Manchester United announced today that Everton manager David Moyes will be Sir Alex Ferguson's successor. Ferguson announced he would retire at the end of the season yesterday after 26 seasons at the club.
Though most teams hire a new coach to shake up the club culture, United was looking for a seamless transition when they signed Moyes. Real Madrid manager José Mourinho and Carlo Ancelotti were two candidates, both with higher profiles and experience managing world powers, but Moyes was the safer play. Like Fergie, the Everton manager is Scottish, and the two have a good relationship. The legendary United manager even approached Moyes once about taking the assistant manager position with the club. Unlike the whimsical Mourinho and Ancelotti who bounce from team to team, Moyes, who was in charge at Everton for 11 years, is expected to bring stability to United. And just to ensure the club doesn't falter while transitioning, Ferguson will stay on in an executive role. Moyes signed a six-year deal, and he starts on July 1.
All signs suggest Moyes will have a successful reign at Old Trafford. First, it's not like Fergie's going anywhere. But the Toffees' coach has also overachieved year after year. He's never won a trophy at Everton, but the club doesn't have much in the way of financial resources. They've consistently finished in the top half of the table in his time there, and in 2005, they qualified for the Champions League when they finished in the top four of the Premier League. Four years later, Everton made it to the final of the FA Cup. Moyes has won the League Manager's Association Manager of the Year three times— a record, and as many as Ferguson has won himself. This season, the Toffees still have an outside shot to qualify for the Europa League.

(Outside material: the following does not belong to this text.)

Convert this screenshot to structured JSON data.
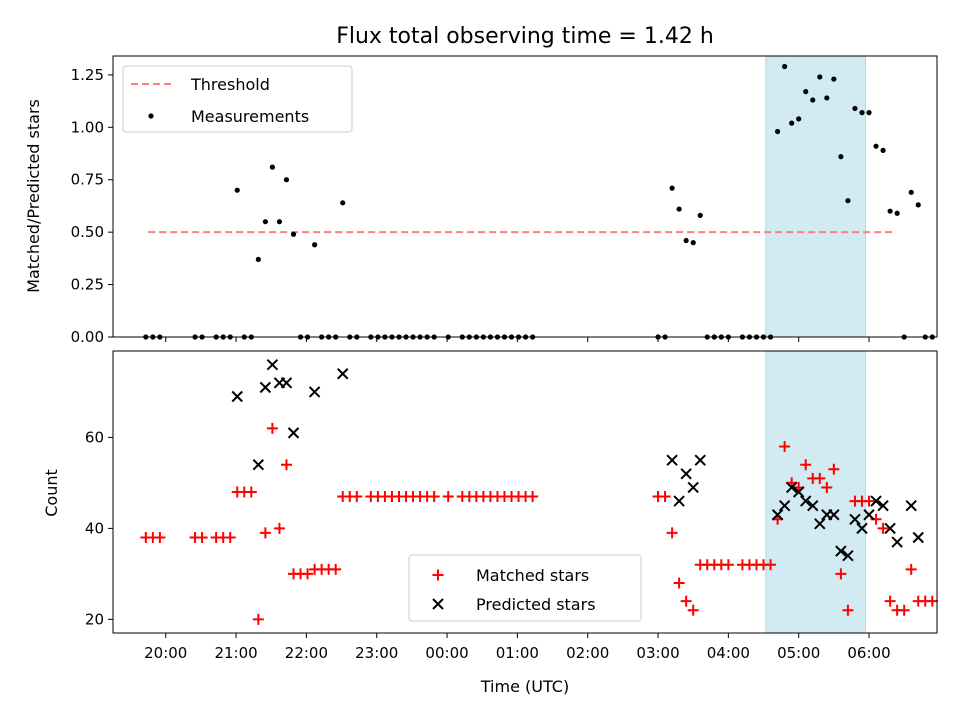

Moyes has done a lot with little for over a decade, but starting next year, he'll have almost unlimited money and clout with which to sign the best players in the world. But let's be perfectly clear: managing one of the world's biggest clubs might absolutely suck. Fergie, after all, is a tough act to follow. He took over when United was an irrelevant club nearly 27 seasons ago, and he's won 38 trophies since. The guy was knighted for his achievement in the sport three years before Moyes even took the reins at Goodison Park.
The first thing Moyes will have to deal with is the Wayne Rooney situation. Last month, Rooney told Ferguson he was keen on moving on, and recently, PSG and Bayern Munich have come knocking. And though Moyes coached Rooney way back when the striker was a teenager just starting his career at Everton, the two have had a rocky relationship. You have to expect Moyes and the Red Devils to bounce back even if they end up selling the English star, though. Ever since Ferguson, it's been the United way.